Her desire to challenge herself and pursue a more medical role saw her enrol in the JCU Physician Assistant course in 2013.
She admits the course was challenging, and studying and working full-time was heavy going.
But the practical work and placements brought it all together for her.
“As a paramedic I used to do management of injury to the hospital, but now I get to manage them further on.
“I do a lot more looking at injuries, doing referrals to orthopaedics or to specialists in their pathway through ED (Emergency Department), and I get to do more long term and short term care.”
Having graduated from the JCU course in 2016, Tanya is now working as a Physician Assistant in a private hospital in regional Victoria.
On any given day she might find herself collecting patient histories, performing physical examinations, interpreting diagnostic tests and formulating assessments and plans based on her clinical decision making skills in collaboration with her supervising Consultant.
Physician Assistants work in a range of clinical settings, including hospitals and general practices. They’re not a widely recognised health professional group in Australia yet, but the role is well established and popular in a number of countries around the world. There are more than 115,000 PAs working in the USA alone. Physician Assistants also work in Canada, Germany, India, the Netherlands and South Africa.
Queensland became the first state in Australia to introduce Physician Assistants in the public health system five years ago
James Cook University started offering the course in 2012 to graduates of other health degrees, or those with extensive experience in health related fields.

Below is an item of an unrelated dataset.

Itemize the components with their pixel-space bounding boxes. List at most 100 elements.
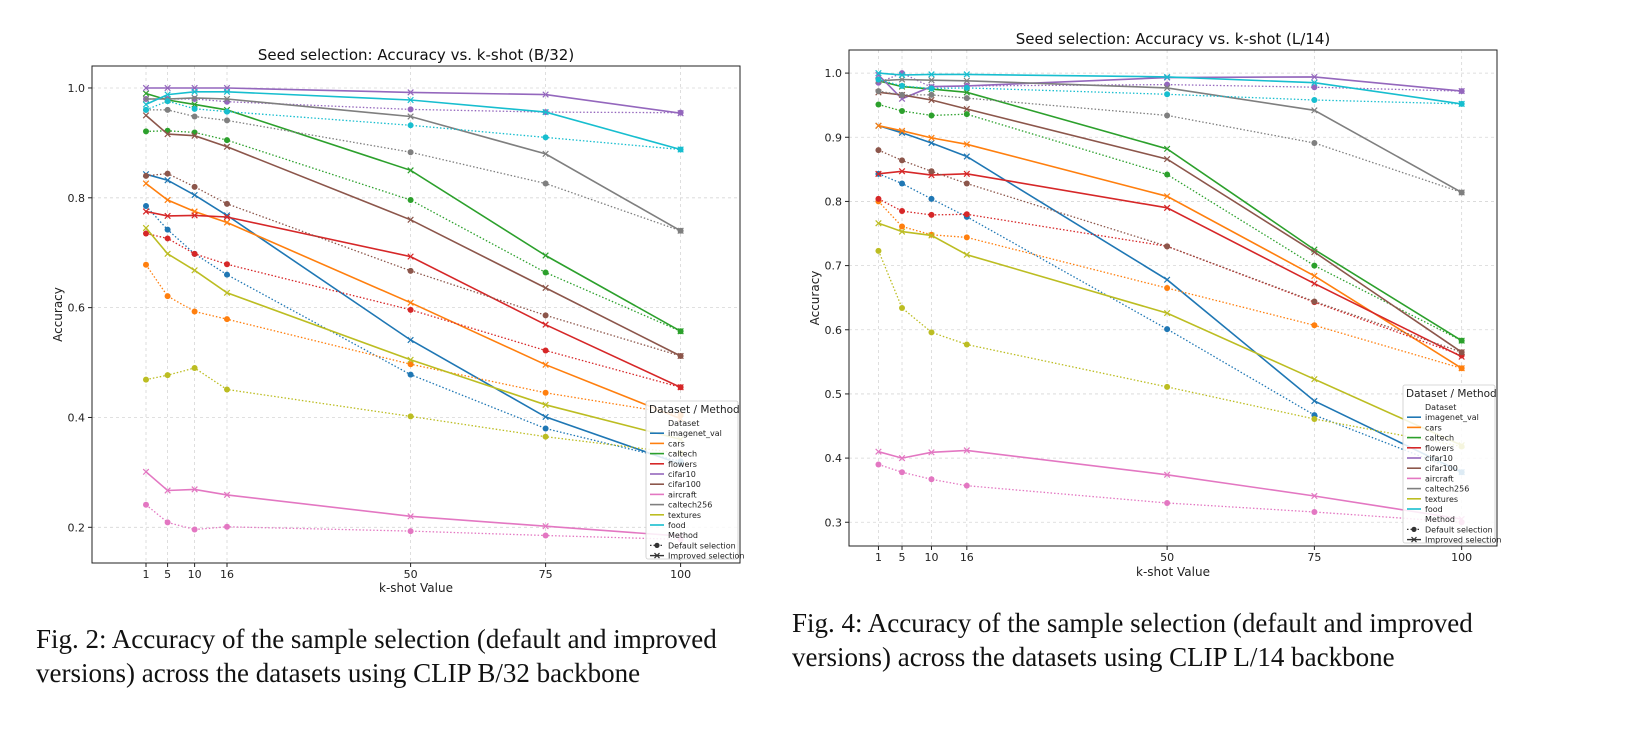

Graduates can be found working as Physician Assistants across a number of private and public hospitals and GP clinics. One has even returned to his native Germany and is working in a hospital emergency department in Berlin.
“The newness of the role in Australia can sometimes mean that there are strange looks and questions for students on clinical placements,” said the Dean of the College of Medicine and Dentistry at JCU, Professor Richard Murray.

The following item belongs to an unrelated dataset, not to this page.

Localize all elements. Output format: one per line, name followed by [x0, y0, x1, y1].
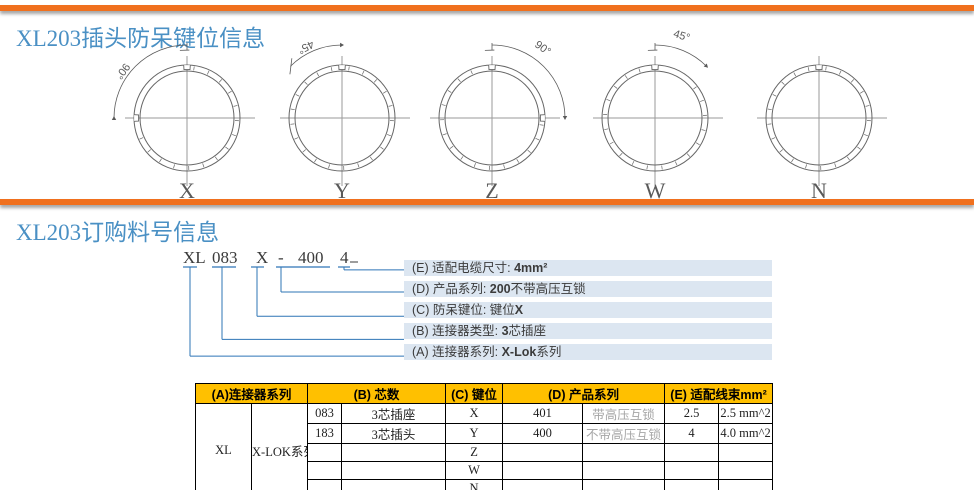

“It also means it’s more challenging to find the right employment opportunity after graduation. For many however, being a pioneer in something new and exciting for the community is exactly what they sign up for.
“It needs the right sort of person who is in it for the right reasons,” Professor Murray said.
Tanya agrees that while there’s a lot of work to do to educate the public about the role, she’s already started recommending the career to a number of former and current colleagues.
“A couple of my old colleagues are now actually doing the course and a couple of the nurses here have asked me about it… and they’ve looked thoughtful.”